Efficient Isomorphism Testing for a Class of Group Extensions

TL;DR

This paper introduces an efficient algorithm for testing isomorphism in a specific class of nonabelian groups formed as extensions of abelian groups by cyclic groups, especially when their orders are coprime.

Contribution

The paper presents the first nearly linear time algorithm for isomorphism testing of certain nonabelian group extensions with coprime orders, expanding understanding beyond abelian groups.

Findings

Algorithm runs in almost linear time relative to group size.

Effective for groups where the abelian part's order is coprime with the cyclic extension.

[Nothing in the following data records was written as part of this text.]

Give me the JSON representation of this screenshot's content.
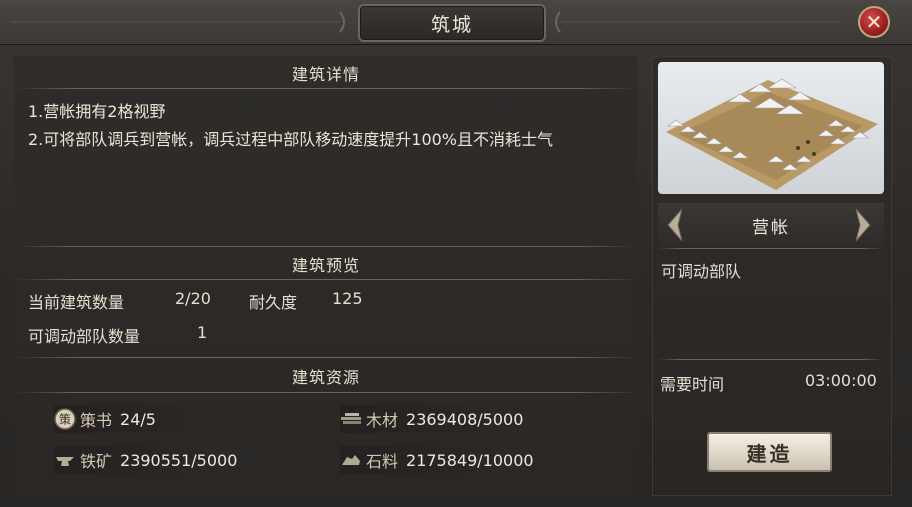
{
  "window": {
    "title": "筑城"
  },
  "details": {
    "heading": "建筑详情",
    "lines": [
      "1.营帐拥有2格视野",
      "2.可将部队调兵到营帐，调兵过程中部队移动速度提升100%且不消耗士气"
    ]
  },
  "preview": {
    "heading": "建筑预览",
    "count_label": "当前建筑数量",
    "count_value": "2/20",
    "durability_label": "耐久度",
    "durability_value": "125",
    "troops_label": "可调动部队数量",
    "troops_value": "1"
  },
  "resources": {
    "heading": "建筑资源",
    "items": [
      {
        "icon": "book-seal-icon",
        "label": "策书",
        "value": "24/5"
      },
      {
        "icon": "wood-icon",
        "label": "木材",
        "value": "2369408/5000"
      },
      {
        "icon": "iron-anvil-icon",
        "label": "铁矿",
        "value": "2390551/5000"
      },
      {
        "icon": "stone-icon",
        "label": "石料",
        "value": "2175849/10000"
      }
    ]
  },
  "building": {
    "name": "营帐",
    "description": "可调动部队",
    "time_label": "需要时间",
    "time_value": "03:00:00",
    "build_label": "建造",
    "book_glyph": "策"
  },
  "colors": {
    "close_red": "#b02a2a",
    "accent_gold": "#b9a884"
  }
}
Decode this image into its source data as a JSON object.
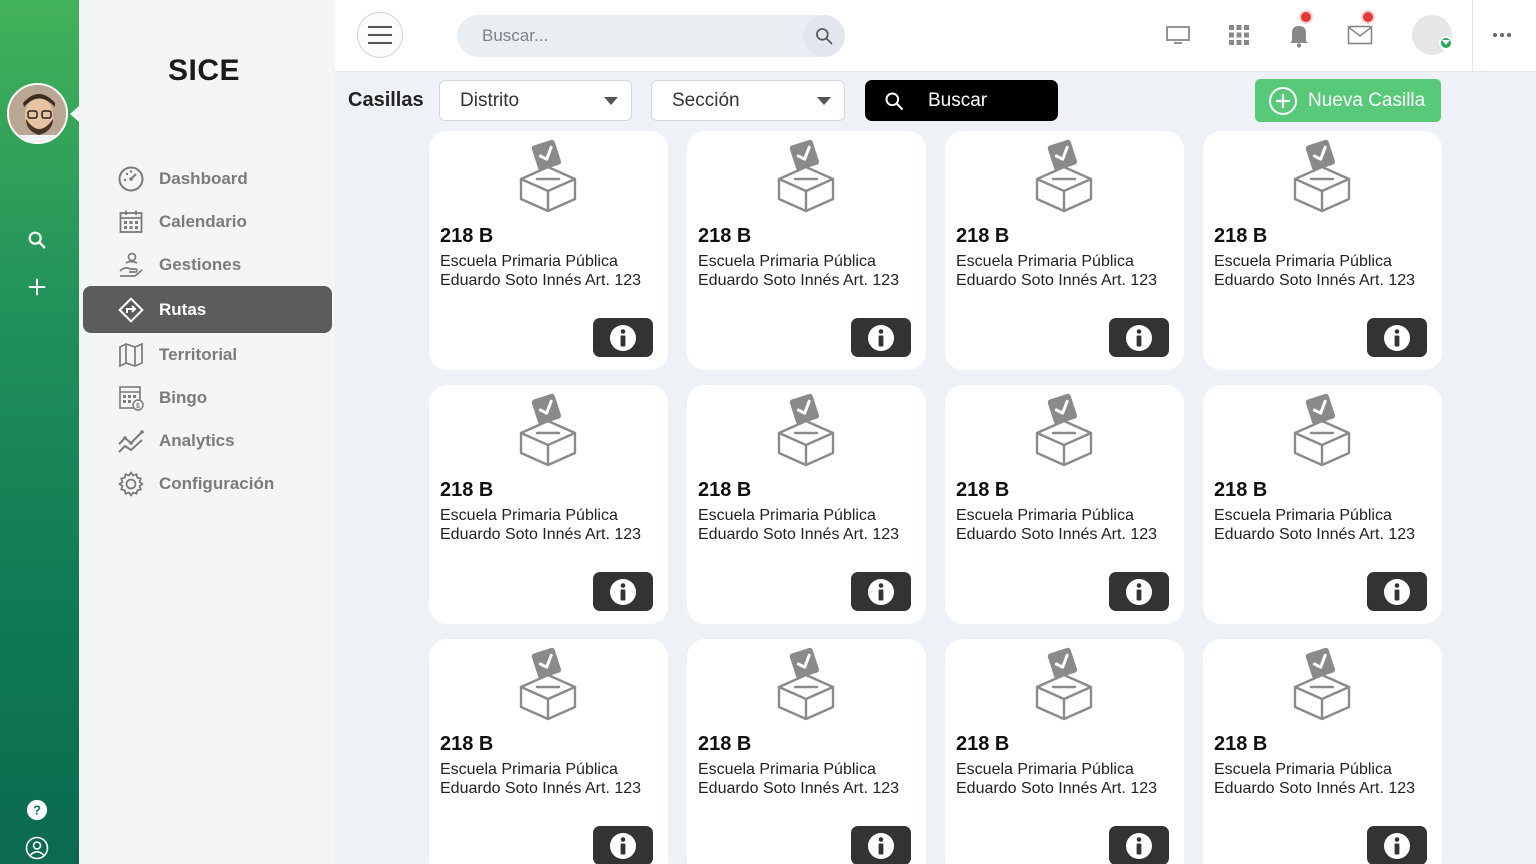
{
  "app": {
    "brand": "SICE"
  },
  "rail": {
    "icons": [
      "search-icon",
      "plus-icon",
      "help-icon",
      "account-icon"
    ]
  },
  "sidebar": {
    "items": [
      {
        "label": "Dashboard",
        "icon": "dashboard-icon"
      },
      {
        "label": "Calendario",
        "icon": "calendar-icon"
      },
      {
        "label": "Gestiones",
        "icon": "hand-coin-icon"
      },
      {
        "label": "Rutas",
        "icon": "route-icon",
        "active": true
      },
      {
        "label": "Territorial",
        "icon": "map-icon"
      },
      {
        "label": "Bingo",
        "icon": "bingo-icon"
      },
      {
        "label": "Analytics",
        "icon": "analytics-icon"
      },
      {
        "label": "Configuración",
        "icon": "gear-icon"
      }
    ]
  },
  "topbar": {
    "search_placeholder": "Buscar...",
    "icons": [
      "monitor-icon",
      "apps-grid-icon",
      "bell-icon",
      "mail-icon",
      "more-icon"
    ]
  },
  "page": {
    "title": "Casillas",
    "filter_distrito": "Distrito",
    "filter_seccion": "Sección",
    "buscar_label": "Buscar",
    "nueva_label": "Nueva Casilla"
  },
  "cards": [
    {
      "code": "218 B",
      "desc": "Escuela Primaria Pública Eduardo Soto Innés Art. 123"
    },
    {
      "code": "218 B",
      "desc": "Escuela Primaria Pública Eduardo Soto Innés Art. 123"
    },
    {
      "code": "218 B",
      "desc": "Escuela Primaria Pública Eduardo Soto Innés Art. 123"
    },
    {
      "code": "218 B",
      "desc": "Escuela Primaria Pública Eduardo Soto Innés Art. 123"
    },
    {
      "code": "218 B",
      "desc": "Escuela Primaria Pública Eduardo Soto Innés Art. 123"
    },
    {
      "code": "218 B",
      "desc": "Escuela Primaria Pública Eduardo Soto Innés Art. 123"
    },
    {
      "code": "218 B",
      "desc": "Escuela Primaria Pública Eduardo Soto Innés Art. 123"
    },
    {
      "code": "218 B",
      "desc": "Escuela Primaria Pública Eduardo Soto Innés Art. 123"
    },
    {
      "code": "218 B",
      "desc": "Escuela Primaria Pública Eduardo Soto Innés Art. 123"
    },
    {
      "code": "218 B",
      "desc": "Escuela Primaria Pública Eduardo Soto Innés Art. 123"
    },
    {
      "code": "218 B",
      "desc": "Escuela Primaria Pública Eduardo Soto Innés Art. 123"
    },
    {
      "code": "218 B",
      "desc": "Escuela Primaria Pública Eduardo Soto Innés Art. 123"
    }
  ],
  "colors": {
    "rail_top": "#43b25a",
    "rail_bottom": "#0b6a4f",
    "accent_green": "#58c978",
    "notify_red": "#e53935"
  }
}
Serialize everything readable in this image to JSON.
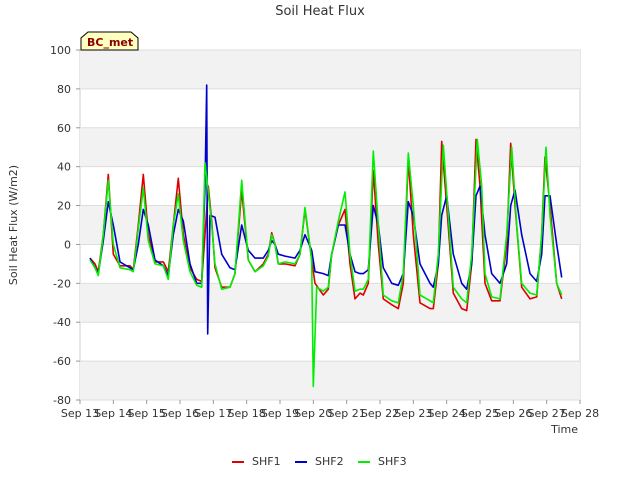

Works in a black-box group setting.

Abstract

The group isomorphism problem asks whether two given groups are isomorphic or not. Whereas the case where both groups are abelian is well understood and can be solved efficiently, very little is known about the complexity of isomorphism testing for nonabelian groups. In this paper we study this problem for a class of groups corresponding to one of the simplest ways of constructing nonabelian groups from abelian groups: the groups that are extensions of an abelian group A by a cyclic group of order m. We present an efficient algorithm solving the group isomorphism problem for all the groups of this class such that the order of A is coprime with m. More precisely, our algorithm runs in time almost linear in the orders of the input groups and works in the general setting where the groups are given as black-boxes.